Iran: In elections held in February, Dr. Hossein Sabbagh was re-elected as president of the Iranian Chiropractic Association (IRCA). Dr Sabbagh, a Life West graduate who practices in Tehran, also represents the chiropractic profession on the Iranian Medical Council (IMC). As reported previously, the practice of chiropractic is fully licensed in Iran. A recent milestone was issue of the 100th license.
Iranians graduating from accredited chiropractic colleges in North America and Europe are sometimes discovering difficulty in gaining licenses to practice in Iran. Dr. Sabbagh has explained in a recent letter to CCE International that this is not because of decisions by the IRCA, but because of regulations imposed by the Ministries of Health and Education. These apply to other international healthcare graduates wanting to practice in Iran, including medical doctors. Accordingly, those studying abroad, especially in Europe, and wanting to practice in Iran should contact the IRCA for advice.
Japan: There is steady progress in the challenging task of bringing order to the practice of chiropractic in Japan, where there is no legislation to regulate practice, and thousands of graduates of local short-course schools claim to be chiropractors.
Dr.

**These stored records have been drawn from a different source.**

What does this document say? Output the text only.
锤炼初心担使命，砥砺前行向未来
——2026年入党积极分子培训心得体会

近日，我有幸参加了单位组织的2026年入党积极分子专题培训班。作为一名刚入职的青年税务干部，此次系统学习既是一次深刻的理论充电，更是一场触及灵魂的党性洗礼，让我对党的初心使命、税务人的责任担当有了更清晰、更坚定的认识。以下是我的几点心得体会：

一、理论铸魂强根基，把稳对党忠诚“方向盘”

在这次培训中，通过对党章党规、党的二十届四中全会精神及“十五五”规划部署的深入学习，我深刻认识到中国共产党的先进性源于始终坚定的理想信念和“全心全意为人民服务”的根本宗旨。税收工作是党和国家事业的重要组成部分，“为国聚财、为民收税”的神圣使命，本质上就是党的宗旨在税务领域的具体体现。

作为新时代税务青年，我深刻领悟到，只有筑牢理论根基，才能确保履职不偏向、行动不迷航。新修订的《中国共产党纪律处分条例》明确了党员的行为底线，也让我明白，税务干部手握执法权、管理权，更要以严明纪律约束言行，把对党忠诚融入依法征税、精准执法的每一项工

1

Keisuke Takeyachi and Dr. Yoshihiro Murakami, of the Japanese Association of Chiropractors (JAC), reported to the WFC Council and Assembly in Durban that 800 chiropractors in Japan have now completed education at accredited colleges or in accordance with the WHO Guidelines and are eligible for registration on the Japan Chiropractic Register. The target is to have 1,500 chiropractors on the register within five years.
Understanding that regulatory legislation is unlikely for some years yet, the JAC has established the register to demonstrate that the genuine chiropractic profession has the capacity of self-regulation, and to let patients and other health professionals know, through the register's website, where to find duly qualified chiropractors. To qualify for the register, chiropractors must not only have an approved education, but also pass an International Board of Chiropractic Examiners (IBCE) examination that is the equivalent of an NBCE Part IV exam.

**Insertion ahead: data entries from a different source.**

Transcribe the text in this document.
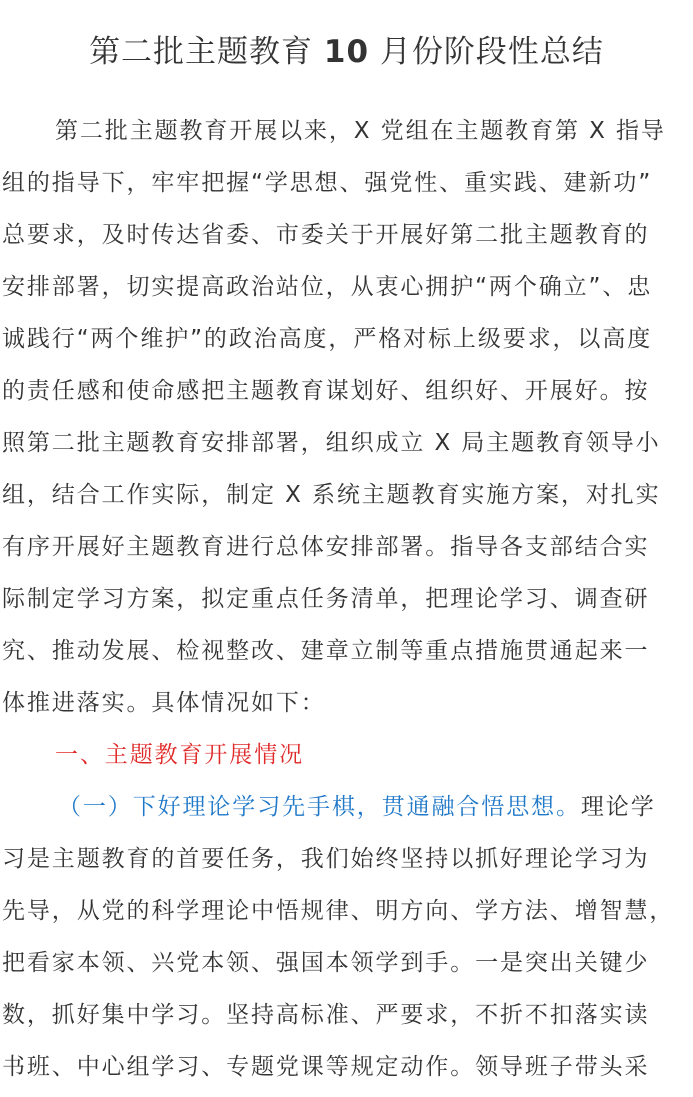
第二批主题教育 10 月份阶段性总结
第二批主题教育开展以来，X 党组在主题教育第 X 指导
组的指导下，牢牢把握“学思想、强党性、重实践、建新功”
总要求，及时传达省委、市委关于开展好第二批主题教育的
安排部署，切实提高政治站位，从衷心拥护“两个确立”、忠
诚践行“两个维护”的政治高度，严格对标上级要求，以高度
的责任感和使命感把主题教育谋划好、组织好、开展好。按
照第二批主题教育安排部署，组织成立 X 局主题教育领导小
组，结合工作实际，制定 X 系统主题教育实施方案，对扎实
有序开展好主题教育进行总体安排部署。指导各支部结合实
际制定学习方案，拟定重点任务清单，把理论学习、调查研
究、推动发展、检视整改、建章立制等重点措施贯通起来一
体推进落实。具体情况如下：
一、主题教育开展情况
（一）下好理论学习先手棋，贯通融合悟思想。理论学
习是主题教育的首要任务，我们始终坚持以抓好理论学习为
先导，从党的科学理论中悟规律、明方向、学方法、增智慧，
把看家本领、兴党本领、强国本领学到手。一是突出关键少
数，抓好集中学习。坚持高标准、严要求，不折不扣落实读
书班、中心组学习、专题党课等规定动作。领导班子带头采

In another recent development, the National Consumer Affairs Center of Japan has appointed the JAC as the representative group to set up guidelines on safety and advertising, following increased reports of physical injuries by licensed and non-licensed manual therapists.
Mexico: In a report to the WFC Assembly by Dr. Enrique Benet-Canut, president of the College of Scientific Chiropractors of Mexico (the Colegio), there was announcement of a third chiropractic educational program in Mexico, commencing in August at Veracruz University (UV – Universidad Veracruzana).
This is a result of a partnership between the UV, the Colegio, and Northwestern Health Sciences University (Minnesota). It was a similar partnership between the Colegio and Northwestern that led to Mexico's two current state university programs, at the State University of the Valley of Ecatepec (UNEVE – Universidad Estatal del Valle de Ecatepec) and the State University of the Valley of Toluca (UNEVT – Universidad Estatal del Valle de Toluca), both near Mexico City.
UV, an independent university founded 60 years ago in the port city of Veracruz, is a large and prestigious university with more than 60,000 students. It offers various health science programs, including medicine, at its five campuses. The chiropractic program is being offered within the School of Medicine.
Spain: The Spanish Chiropractors' Association (AEQ) hosted the ECU's 2013 Annual Convention in Sitges near Barcelona from May 9-11, and many delegates took the opportunity to visit the Barcelona College of Chiropractic (BCC), one of Spain's two new chiropractic colleges established during the past five years.
The Barcelona College of Chiropractic, which is affiliated with the Pompeu Fabra University (UPF), holds most of its classes and has its administrative offices there. UPF, a prestigious Spanish university with five campuses in and around Barcelona, will award a master's degree in chiropractic to graduating students.
The BCC foundation class is now in clinical training in a spacious and impressive new clinic in central Barcelona. BCC's 120 students are in a bilingual program that requires fluency in Spanish and English upon graduation.